Er mochte Leah, keine Frage. Sie war süß. Auf ihre ganz eigene Art so der Mutter-Typ. Sie kümmerte sich und vielleicht war das genau das, was Niklas brauchte. Eine Frau, die ihm den Rücken freihielt und ihn bestärkte, nach den Sternen zu greifen.
Diese scheiß Sterne.
Sie hatte Jahre lang trainiert. Immer mit einem Bein im Kader gestanden. Ersatzbank. Erfolge gefeiert. Das alles zusammen. Vorher im Einer hatte Paul nichts gerissen. Dann war Niklas da gewesen.
Paul konnte es immer noch vor sich sehen, wie sein Vater ihm gesagt hatte, er hätte einen Doppelpartner für ihn. Sie würden zur selben Schule gehen und nach den Ferien in dieselbe Klasse. Erst hatte Paul das für einen Witz gehalten und gedacht sein Vater würde ihm seine Schwester vor die Nase stellen. Die kleine Amelie, die im Einer Berge versetzen konnte. Im Doppel wäre sie eine Verschwendung gewesen. Und dann hatte Niklas da gestanden, neben ihrem ersten Doppel. Dem „Nepomuk". Ein gelber Empacher. Schief hatte er gegrinst und Paul Neugierige beäugt. Auch Paul war neugierig gewesen.

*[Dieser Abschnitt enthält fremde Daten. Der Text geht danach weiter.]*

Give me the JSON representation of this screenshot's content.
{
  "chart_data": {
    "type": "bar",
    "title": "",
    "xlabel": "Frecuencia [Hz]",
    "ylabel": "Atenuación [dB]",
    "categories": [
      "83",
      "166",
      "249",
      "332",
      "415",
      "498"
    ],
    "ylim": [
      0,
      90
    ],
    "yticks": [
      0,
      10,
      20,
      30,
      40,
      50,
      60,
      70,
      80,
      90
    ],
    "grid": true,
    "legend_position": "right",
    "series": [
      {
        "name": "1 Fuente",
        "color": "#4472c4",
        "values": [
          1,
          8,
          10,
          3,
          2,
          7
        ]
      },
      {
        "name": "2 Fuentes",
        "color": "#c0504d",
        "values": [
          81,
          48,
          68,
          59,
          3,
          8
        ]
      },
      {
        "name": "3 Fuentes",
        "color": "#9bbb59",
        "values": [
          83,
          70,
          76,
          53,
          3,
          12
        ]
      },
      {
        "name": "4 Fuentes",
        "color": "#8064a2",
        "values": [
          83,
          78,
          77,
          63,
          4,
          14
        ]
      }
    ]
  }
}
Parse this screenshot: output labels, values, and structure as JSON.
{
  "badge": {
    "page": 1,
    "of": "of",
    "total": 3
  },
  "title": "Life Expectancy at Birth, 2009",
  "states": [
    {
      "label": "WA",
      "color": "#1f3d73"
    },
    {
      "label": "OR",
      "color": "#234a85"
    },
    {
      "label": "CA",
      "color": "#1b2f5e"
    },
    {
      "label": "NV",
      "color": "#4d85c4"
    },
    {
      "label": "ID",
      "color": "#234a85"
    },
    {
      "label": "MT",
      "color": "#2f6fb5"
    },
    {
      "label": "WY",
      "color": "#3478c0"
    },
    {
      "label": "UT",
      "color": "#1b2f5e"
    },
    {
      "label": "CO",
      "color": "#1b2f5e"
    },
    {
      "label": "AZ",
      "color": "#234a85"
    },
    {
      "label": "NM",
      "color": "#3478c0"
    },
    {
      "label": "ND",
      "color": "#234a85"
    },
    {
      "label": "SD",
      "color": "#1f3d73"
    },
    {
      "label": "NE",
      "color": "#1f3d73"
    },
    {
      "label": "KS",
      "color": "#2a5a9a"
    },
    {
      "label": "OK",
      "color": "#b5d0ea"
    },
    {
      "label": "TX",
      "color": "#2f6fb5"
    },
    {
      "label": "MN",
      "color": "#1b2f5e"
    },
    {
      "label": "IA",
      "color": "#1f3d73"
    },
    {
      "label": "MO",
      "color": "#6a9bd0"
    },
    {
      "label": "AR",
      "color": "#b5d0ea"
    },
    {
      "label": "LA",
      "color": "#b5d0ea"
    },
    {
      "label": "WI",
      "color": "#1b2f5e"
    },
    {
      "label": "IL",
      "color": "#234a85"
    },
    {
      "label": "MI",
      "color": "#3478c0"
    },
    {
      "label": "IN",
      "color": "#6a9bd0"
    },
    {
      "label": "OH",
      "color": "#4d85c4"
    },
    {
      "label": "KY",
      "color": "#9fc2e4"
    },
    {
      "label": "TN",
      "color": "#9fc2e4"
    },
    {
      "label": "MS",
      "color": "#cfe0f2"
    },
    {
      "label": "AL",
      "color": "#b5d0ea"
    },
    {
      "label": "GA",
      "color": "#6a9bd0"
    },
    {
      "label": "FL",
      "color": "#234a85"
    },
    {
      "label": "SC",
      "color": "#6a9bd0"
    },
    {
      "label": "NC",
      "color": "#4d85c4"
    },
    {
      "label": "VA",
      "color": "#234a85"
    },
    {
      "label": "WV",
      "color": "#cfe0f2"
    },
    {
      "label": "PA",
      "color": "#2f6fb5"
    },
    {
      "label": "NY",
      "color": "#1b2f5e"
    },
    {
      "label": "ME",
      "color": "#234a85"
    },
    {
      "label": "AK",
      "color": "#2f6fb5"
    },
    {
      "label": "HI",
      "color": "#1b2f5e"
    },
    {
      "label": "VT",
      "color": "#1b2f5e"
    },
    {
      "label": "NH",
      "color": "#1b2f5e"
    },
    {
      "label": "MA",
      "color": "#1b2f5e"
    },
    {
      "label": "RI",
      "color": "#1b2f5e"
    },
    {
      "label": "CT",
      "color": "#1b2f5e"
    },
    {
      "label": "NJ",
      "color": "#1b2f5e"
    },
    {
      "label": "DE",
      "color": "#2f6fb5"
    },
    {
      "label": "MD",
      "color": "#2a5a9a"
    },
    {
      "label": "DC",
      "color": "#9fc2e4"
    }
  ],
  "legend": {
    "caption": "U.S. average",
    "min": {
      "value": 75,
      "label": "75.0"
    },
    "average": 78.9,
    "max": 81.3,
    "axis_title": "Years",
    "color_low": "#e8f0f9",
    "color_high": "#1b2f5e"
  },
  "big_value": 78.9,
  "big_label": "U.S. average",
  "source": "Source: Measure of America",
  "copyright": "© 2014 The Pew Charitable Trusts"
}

Wo hatte sein Vater nur den gleichaltrigen Jungen hergezaubert, der mindestens genauso viel Kraft hatte wie er und gleich groß war. Aus dem Achter hatte sein Vater Niklas heraus gezogen. Niklas konnte folgen. Paul den Schlag angeben. Sie war so schnell ein Umschlagbares Team gewesen, dass all das Gerede darüber, dass Niklas zum Achter zurückkehren und Paul dem Einer treu bleiben würde, war schon nach ihrer ersten gemeinsamen Regatta verstummt. Plötzlich waren sie auf dem Radar. Mit jedem Sieg deutlicher. Mit sechzehn kam dann Bene in ihr Leben und löste Pauls Vater als ihren Trainer ab. Paul hatte nach dem ersten Training geheult. Sein Vater war auch nicht immer zimperlich gewesen, aber dieser Bene... Gott, wie er ihn hasste. Ihn und seine Wutanfälle. Von Jahr zu Jahr wollte Paul immer weniger zu den Stützpunkttrainings. Ohne Niklas hätte er wohl schon längst hingeschmissen.
Geräuschvoll zog er die Nase hoch, als er sich daran erinnerte, wie Bene ihnen sagte, dass sie das Zeug für Olympia hatten, aber ihr Talent vergeuden würden mit ihrem legeren Training. Niklas hatte danach angezogen. Wie besessen hatte er trainiert, bis zum Exitus. Und Paul hatte sich das mitangesehen unfähig etwas zu tun. Er hatte zugesehen, wie sein bester Freund sich kaputt machte. Sein Bruder. Die Person, die ihm näher war als allen anderen. Und warum? Weil ein Bene sagte, sie wären zu faul. Sprachen ihre Erfolge nicht für sich? Bene war ein Arschloch und trotzdem kusche Paul vor ihm. Wie jeder, außer seine Lieblinge Franka und Dana.
Da war sie wieder Dana. Verdammte Dana!
Schnell riss er seine Unisuits aus dem Schrank. Zählte nicht mal ab. Warum auch. Zwei Stapel würden schon reichen. T-Shirts. Jogginghosen. Alles landete achtlos in der Tasche. Unterwäsche. Kulturbeutel. Er stopfte einfach nur.
Sein Handy klingelte. Nein! Er würde nicht rangehen. Es waren nur die Jungs und von ihnen hatte er die Schnauze voll. Sie hatten ihn liegen gelassen, diese feigen Hunde. Und dann war Niklas da gewesen. Wütend. Enttäuscht.
Und Leah. Sanft. Verständnisvoll.
Ihm stiegen Tränen in die Augen. Er ließ die Tasche, Tasche sein. Weiter packen konnte er eh nicht. Was sollte er auch sonst einpacken? Alles war scheiße! Er war schuld.
Seine Schritte stoppten vor dem Kühlschrank und er zog das Gefrierfach auf. Er brauchte Trost. Diese innere Wärme, die ihm Alkohol gab. Das Vergessen, das ihm geschenkt wurde, wenn er zwei Gläser trank. Blind griff er hinein. Egal welche Flasche er erwischen würde, sie wäre die Richtige.